Es waren fünf, mit den heimlichen. »Och, sei doch nicht so böse. Ich habe auch eben darüber nachgedacht, sowas zu machen. So’ne Aus– … Ausstellung. Ist eine feine Sache …« Ich kreise mit dem Zeigefinger um seine Nasenspitze. »Wenn du aber die Güte hättest, mich jetzt zu entschuldigen. Ich möchte mich ein bisschen frisch machen, wenn du verstehst, was ich meine. Aber ich geh ganz alleine, denn ich bin schon ein großes Mädchen, wenn du verstehst, was ich meine.«

»Du wirst mir nirgendwo alleine hingehen.«

»Sehr wohl, Herr Steiner. Aber meinst du, es besteht die Möglichkeit, ein Lachsbrötchen zu ergattern? Eins, wo die Dillzweige raushängen? Das hilft immer, wenn du verstehst –«

»Bleib hier, ich hol dir eins.« Hardy klingt wie ein Oberfeldwebel und marschiert auch so davon. Ich ebenso, aber in Richtung Toilette. In Anbetracht der Höhe meiner Absätze und der Instabilität des Bodens muss ich wählen: Schnelle oder elegante Flucht. Ich entscheide mich für Ersteres. Auf den Treppen nach unten muss ich mich am Handlauf festhalten.

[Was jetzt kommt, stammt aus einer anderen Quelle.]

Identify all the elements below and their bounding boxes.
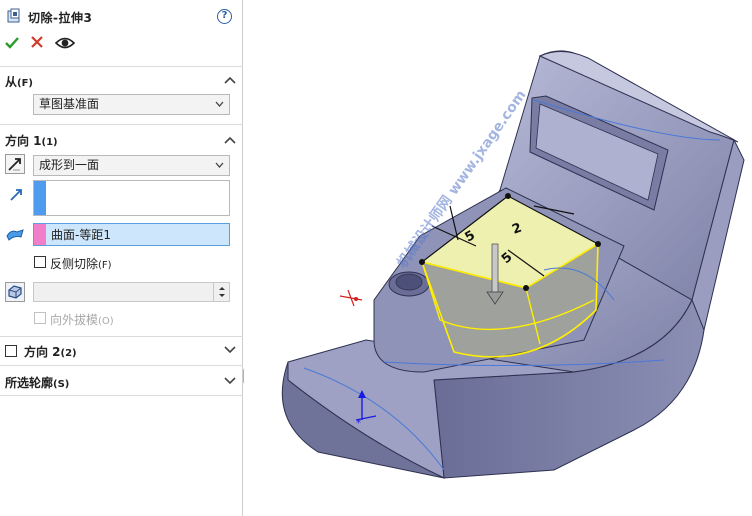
cut-extrude-icon [7, 8, 20, 23]
draft-outward-label: 向外拔模(O) [50, 313, 114, 327]
sketch-point [595, 241, 601, 247]
separator [0, 336, 243, 337]
help-icon[interactable]: ? [217, 9, 232, 24]
selected-contours-section-title[interactable]: 所选轮廓(S) [5, 374, 69, 391]
check-icon[interactable] [5, 36, 19, 50]
direction-swatch [34, 181, 46, 215]
draft-angle-spinner[interactable] [213, 283, 229, 301]
draft-icon[interactable] [5, 282, 25, 302]
flip-side-checkbox[interactable] [34, 256, 46, 268]
flip-side-label[interactable]: 反侧切除(F) [50, 255, 112, 272]
eye-icon[interactable] [55, 36, 75, 50]
boss-hole-inner [395, 273, 423, 291]
from-section-title[interactable]: 从(F) [5, 73, 33, 90]
separator [0, 124, 243, 125]
direction1-section-title[interactable]: 方向 1(1) [5, 132, 58, 149]
chevron-up-icon[interactable] [224, 136, 236, 144]
model-view: 5 2 5 * [281, 50, 745, 479]
sketch-point [523, 285, 529, 291]
feature-title: 切除-拉伸3 [28, 11, 93, 25]
x-icon[interactable] [31, 36, 43, 48]
property-manager: 切除-拉伸3 ? 从(F) 草图基准面 方向 1(1) 成形到一面 曲面-等距1… [0, 0, 243, 516]
chevron-up-icon[interactable] [224, 76, 236, 84]
reverse-direction-icon[interactable] [5, 154, 25, 174]
separator [0, 365, 243, 366]
face-swatch [34, 224, 46, 245]
origin-marker: * [356, 418, 361, 429]
separator [0, 395, 243, 396]
origin-triad-red [354, 297, 358, 301]
draft-outward-checkbox[interactable] [34, 312, 46, 324]
direction2-section-title[interactable]: 方向 2(2) [24, 343, 77, 360]
spinner-arrows-icon [219, 287, 225, 297]
separator [0, 66, 243, 67]
graphics-viewport[interactable]: 5 2 5 * 机械设计师网 www.jxage.com [244, 0, 752, 516]
draft-angle-input[interactable] [33, 282, 230, 302]
chevron-down-icon[interactable] [224, 346, 236, 354]
direction-arrow-icon [10, 189, 22, 201]
target-face-field[interactable]: 曲面-等距1 [33, 223, 230, 246]
property-manager-header: 切除-拉伸3 ? [0, 0, 243, 64]
chevron-down-icon[interactable] [224, 377, 236, 385]
origin-triad-red [339, 289, 363, 307]
extrude-arrow-shaft[interactable] [491, 243, 499, 293]
sketch-point [419, 259, 425, 265]
direction-vector-field[interactable] [33, 180, 230, 216]
chevron-down-icon [215, 101, 224, 107]
direction2-checkbox[interactable] [5, 345, 17, 357]
from-condition-select[interactable]: 草图基准面 [33, 94, 230, 115]
sketch-point [505, 193, 511, 199]
face-plane-icon [6, 229, 24, 241]
target-face-value: 曲面-等距1 [51, 228, 111, 242]
end-condition-select[interactable]: 成形到一面 [33, 155, 230, 176]
chevron-down-icon [215, 162, 224, 168]
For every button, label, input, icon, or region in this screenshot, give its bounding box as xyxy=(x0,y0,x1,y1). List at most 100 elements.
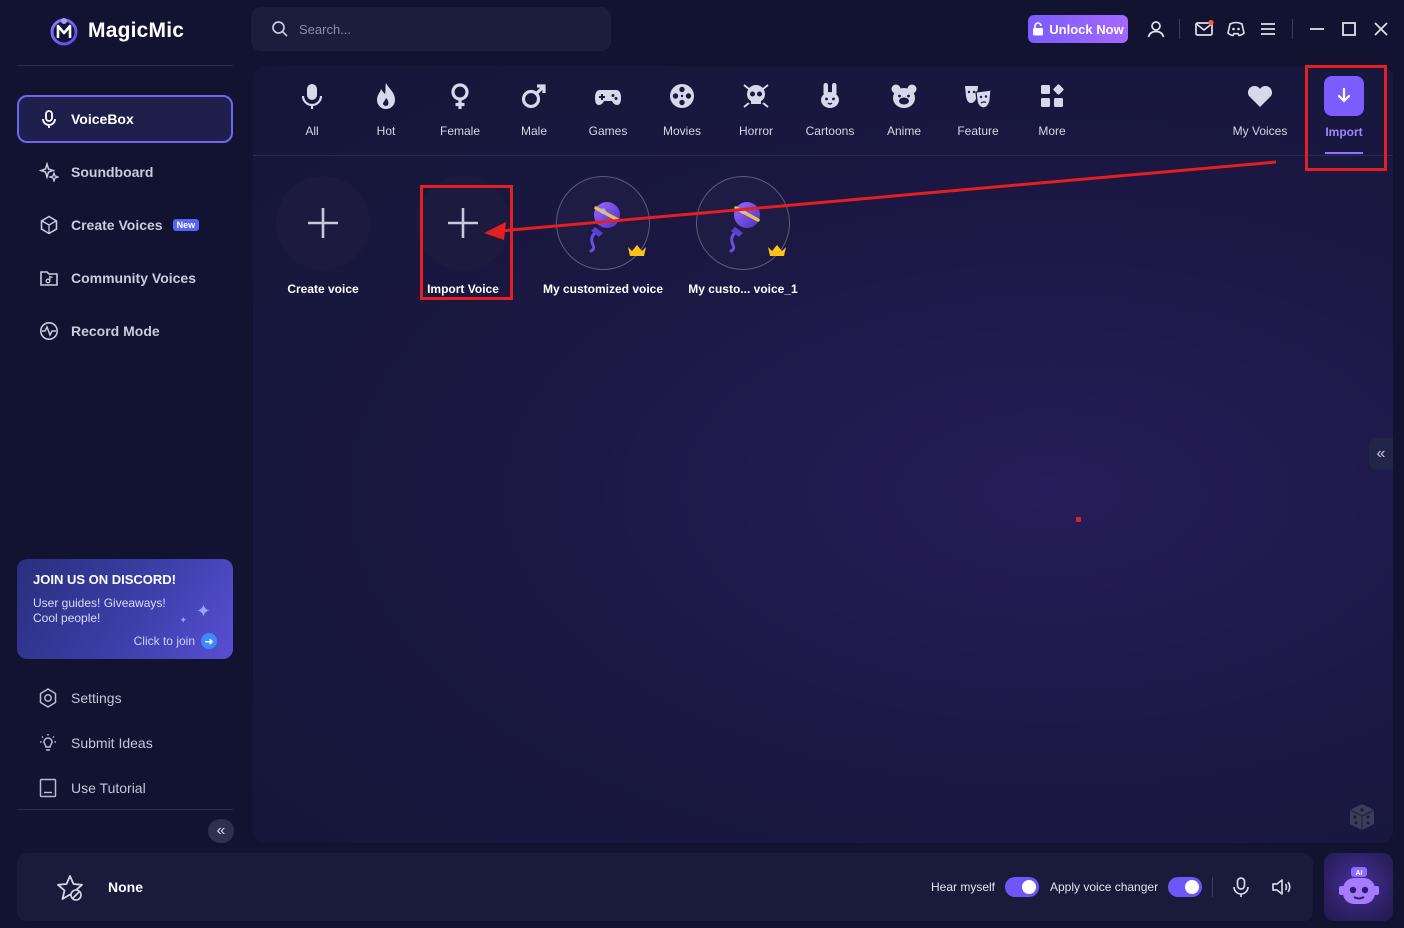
custom-voice-icon xyxy=(729,202,760,253)
category-horror[interactable]: Horror xyxy=(719,78,793,148)
sidebar-item-label: Community Voices xyxy=(71,270,196,286)
dice-icon[interactable] xyxy=(1347,802,1377,832)
gear-icon xyxy=(39,687,57,708)
search-bar[interactable] xyxy=(251,7,611,51)
apply-voice-changer-toggle[interactable] xyxy=(1168,877,1203,897)
category-female[interactable]: Female xyxy=(423,78,497,148)
sidebar-item-label: VoiceBox xyxy=(71,111,134,127)
submit-ideas-label: Submit Ideas xyxy=(71,734,153,751)
bear-icon xyxy=(891,84,917,108)
sidebar-bottom-links: Settings Submit Ideas Use Tutorial xyxy=(17,675,233,810)
account-button[interactable] xyxy=(1144,17,1168,41)
bunny-icon xyxy=(821,83,839,108)
discord-button[interactable] xyxy=(1224,17,1248,41)
discord-subtitle: User guides! Giveaways! Cool people! xyxy=(33,596,166,625)
category-label: Horror xyxy=(738,124,773,138)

Ich drücke die Klinke zum Damen WC nieder. Sie ächzt, jedoch rückwärts – uchuchuch … Himmel! Bin ich so betrunken?

Mir ist, als hätte ich ein Kichern gehört, doch hier ist keine Menschenseele. Ich strecke die Arme seitlich von mir, um die Balance zu halten, denn die holzvertäfelten Wände, der Kronleuchter an der Decke, der ganze verdammte Raum beginnt sich plötzlich wie eine Raumkapsel zu drehen.

Wieder dieses Kichern. Oder ist es ein Stöhnen? Das kommt eindeutig aus der Kabine. Leute! Ich bin hier!

Klatsch. Klatsch. Es ist das typische Geräusch, das nur zwei aufeinanderklatschende Körper verursachen können.

»Yeah … oh, Baby …«

Flamingo und schwarzer Panther treiben es im Klo! Sie müssen mich doch gehört haben. Schämen die sich nicht? Das ist doch irre!

»Come on. Oh yeah.«

Er stöhnt rau und mir stellen sich sämtliche Härchen auf. Ich sollte gehen, stattdessen ziehe ich ein paar Papiertücher aus dem Spender, benässe sie mit kaltem Wasser und tupfe mir damit die Stirn ab.

Im Spiegel beobachte ich, wie die Türklinke niedergedrückt wird. Es folgt ein hochfrequentes »Oouiooui«, das sich zu einem jammerähnlichen Stöhnen entwickelt; auch ich verziehe mein Gesicht und beiße auf meinen Daumenknöchel. Jetzt wird es leiser und ebbt völlig ab, so als habe jemand Erlösung gefunden.

Es rumst zweimal und im Geiste sehe ich die Szene vor mir: Er rammt ihr seinen Prügel zwischen die halb gespreizten Beine und ihr Kopf donnert gegen die Tür.

Wow! Jetzt gerät die Kabine aus den Fugen. Das Klatschen wird immer schneller. Genauso klingt es, wenn ich Steaks mit dem Fleischhammer weichklopfe.

Ich halte mir die Haare aus dem Gesicht, beuge mich zur Armatur hinunter und das Wasser sprudelt aus der Düse, hinein in meinen geöffneten Mund; zwischen meinen Beinen wird es feucht vor Erregung.

In der Kabine spitzt sich die Lage zu. Drei, vier, fünf Hiebe, begleitet von Stöhnen, oder vielmehr Schmerzjaulen.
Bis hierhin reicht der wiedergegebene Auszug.